Diretor da liga no país, Arnon de Mello classifica experiência de 2013 como perfeita, mas ainda não confirma times escolhidos

HSBC Arena, no Rio de Janeiro, recebeu o primeiro jogo da NBA no Brasil, em 2013
Getty Images/David Dow
HSBC Arena, no Rio de Janeiro, recebeu o primeiro jogo da NBA no Brasil, em 2013

No dia 12 de outubro de 2013, o Brasil foi palco de uma partida da NBA pela primeira vez na história. Na oportunidade, o Chicago Bulls venceu o Washington Wizards no Rio de Janeiro por 83 a 81 , em jogo válido pela pré-temporada. Diretor da liga no país, Arnon de Mello já confirmou que a experiência se repetirá  neste ano, graças ao sucesso que a organização julga ter alcançado.

"Acho que a resposta de equipes, mídia, patrocinadores, e, principalmente, do público, foi fundamental", disse Arnon de Mello ao iG , quando questionado sobre as razões que fizeram a NBA voltar a realizar um jogo no país. Além destes fatores, pesou a aprovação de Adam Silver, novo comissário da liga, que esteve no Rio de Janeiro em outubro e acompanhou tudo de perto.

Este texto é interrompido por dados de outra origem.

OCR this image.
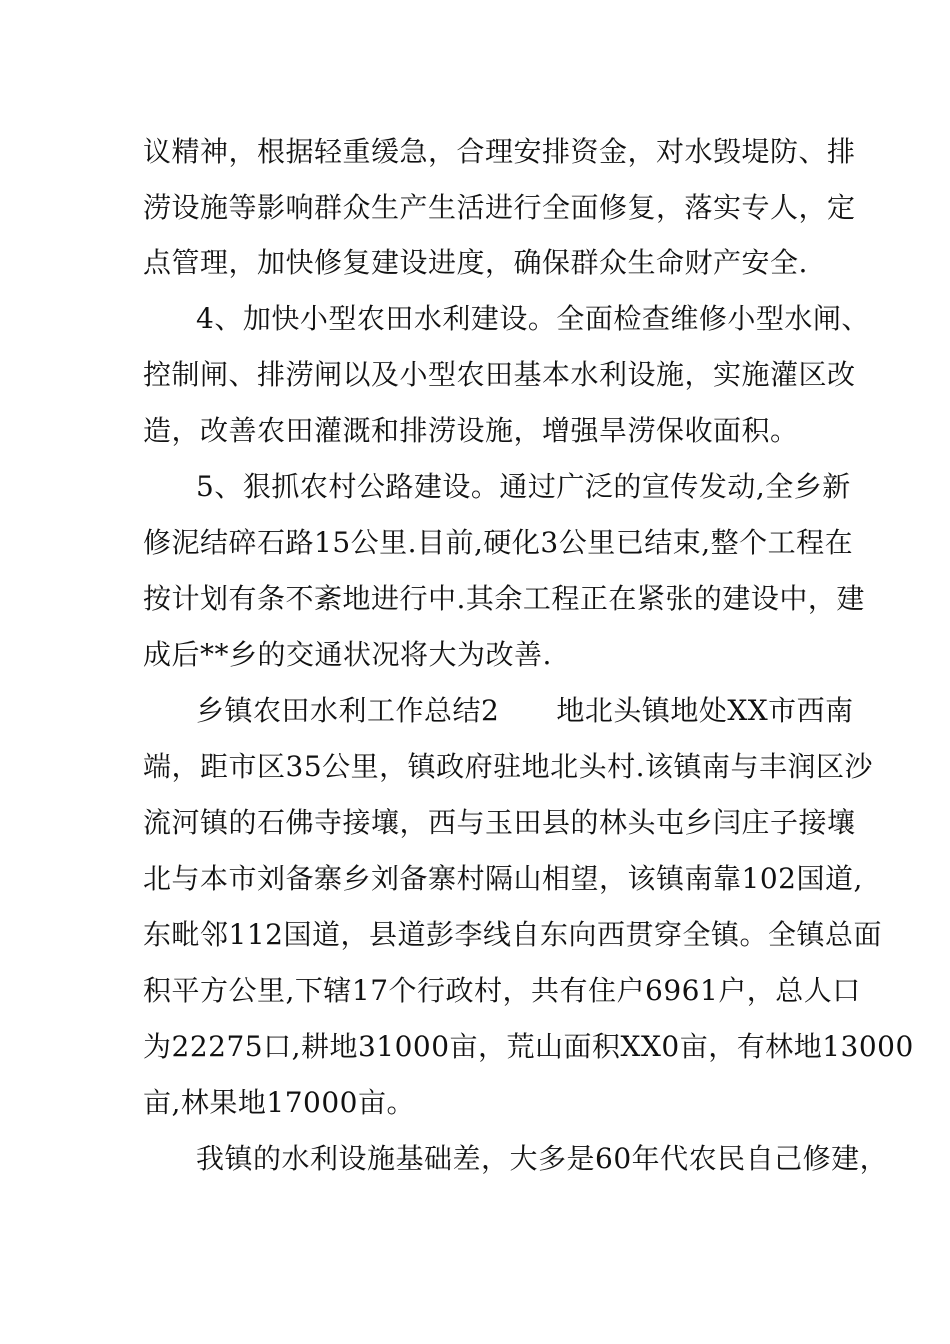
议精神，根据轻重缓急，合理安排资金，对水毁堤防、排
涝设施等影响群众生产生活进行全面修复，落实专人，定
点管理，加快修复建设进度，确保群众生命财产安全.
4、加快小型农田水利建设。全面检查维修小型水闸、
控制闸、排涝闸以及小型农田基本水利设施，实施灌区改
造，改善农田灌溉和排涝设施，增强旱涝保收面积。
5、狠抓农村公路建设。通过广泛的宣传发动,全乡新
修泥结碎石路15公里.目前,硬化3公里已结束,整个工程在
按计划有条不紊地进行中.其余工程正在紧张的建设中，建
成后**乡的交通状况将大为改善.
乡镇农田水利工作总结2　　地北头镇地处XX市西南
端，距市区35公里，镇政府驻地北头村.该镇南与丰润区沙
流河镇的石佛寺接壤，西与玉田县的林头屯乡闫庄子接壤
北与本市刘备寨乡刘备寨村隔山相望，该镇南靠102国道,
东毗邻112国道，县道彭李线自东向西贯穿全镇。全镇总面
积平方公里,下辖17个行政村，共有住户6961户，总人口
为22275口,耕地31000亩，荒山面积XX0亩，有林地13000
亩,林果地17000亩。
我镇的水利设施基础差，大多是60年代农民自己修建，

"Na coletiva do All-Star Game deste ano (em Nova Orleans), ele elogiou muito o evento (no Brasil). Esse retorno de todos foi a certeza de que alcançamos nossos objetivos. Era um desafio, algo inédito e sabemos o quanto os fãs brasileiros, além de estarem ansiosos, são exigentes. Um dado curioso é que 60% do público que foi ao jogo era de fora do Rio de Janeiro. Isso mostra que foi um evento nacional. Tivemos as equipes por quatro dias no nosso país, visitando cartões-postais, conhecendo a cidade, recebendo o carinho dos brasileiros. O formato das partidas internacionais, especialmente o que foi feito no Brasil, com a interação e a proximidade entre jogadores, imprensa e público, a realização do ‘Dia do Fã’, foi perfeito. Queríamos oferecer uma autêntica experiência NBA aos que gostam e acompanham. Conseguimos", refletiu.

Veja fotos do jogo entre Chicago Bulls e Washington Wizards no Rio de Janeiro

O local da partida deverá ser o mesmo: a HSBC Arena, localizada na Barra da Tijuca, no Rio de Janeiro. "Estamos sempre atrás de opções de ginásios. Infelizmente, temos poucas opções hoje no Brasil", afirmou Arnon, que chegou a admitir, após o jogo entre Bulls e Wizards de 2013, que a NBA estudava novas possibilidades -- colocando até o Allianz Parque, casa do Palmeiras que ainda não está pronta, como opção para o futuro .

Com relação aos times envolvidos no evento deste ano, ainda não há qualquer tipo de definição. A ideia é poder contar com pelo menos um brasileiro em quadra e reunir o maior número possível de nomes importantes da liga ao redor do planeta, tanto de atletas ou de equipes.

"Trouxemos (em 2013) o Chicago Bulls, talvez o time mais disputado pelo mundo nos jogos internacionais. É uma das franquias com maior número de fãs no Brasil, e isso mostrou o quanto a liga está interessada no nosso mercado. Combinar equipes fortes com nomes fortes é fundamental. E, nessa condição de força, colocamos os brasileiros também", declarou Arnon.

NBA à disposição do basquete brasileiro

Além de levar a experiência de um jogo da principal liga de basquete do mundo aos fãs brasileiros, a NBA busca auxiliar as entidades que comandam a modalidade no país a massificá-la. "Hoje, o Brasil tem uma liga bem organizada, que reúne equipes de quatro regiões, equilibrada e bem disputada. Isso é bom. E a NBA está no país para ajudar, unir forças para que a modalidade evolua cada vez mais", disse Arnon.

"Temos um bom relacionamento com a LNB (Liga Nacional de Basquete, organizadora do NBB) e com a CBB (Confederação Brasileira de Basquete). Sem um campeonato local forte, não há interesse do público, não há patrocinadores, nem mídia. Sem uma seleção com resultados expressivos, não há estímulo à prática. A NBA se coloca como parceira para massificar e desenvolver o basquete", encerrou.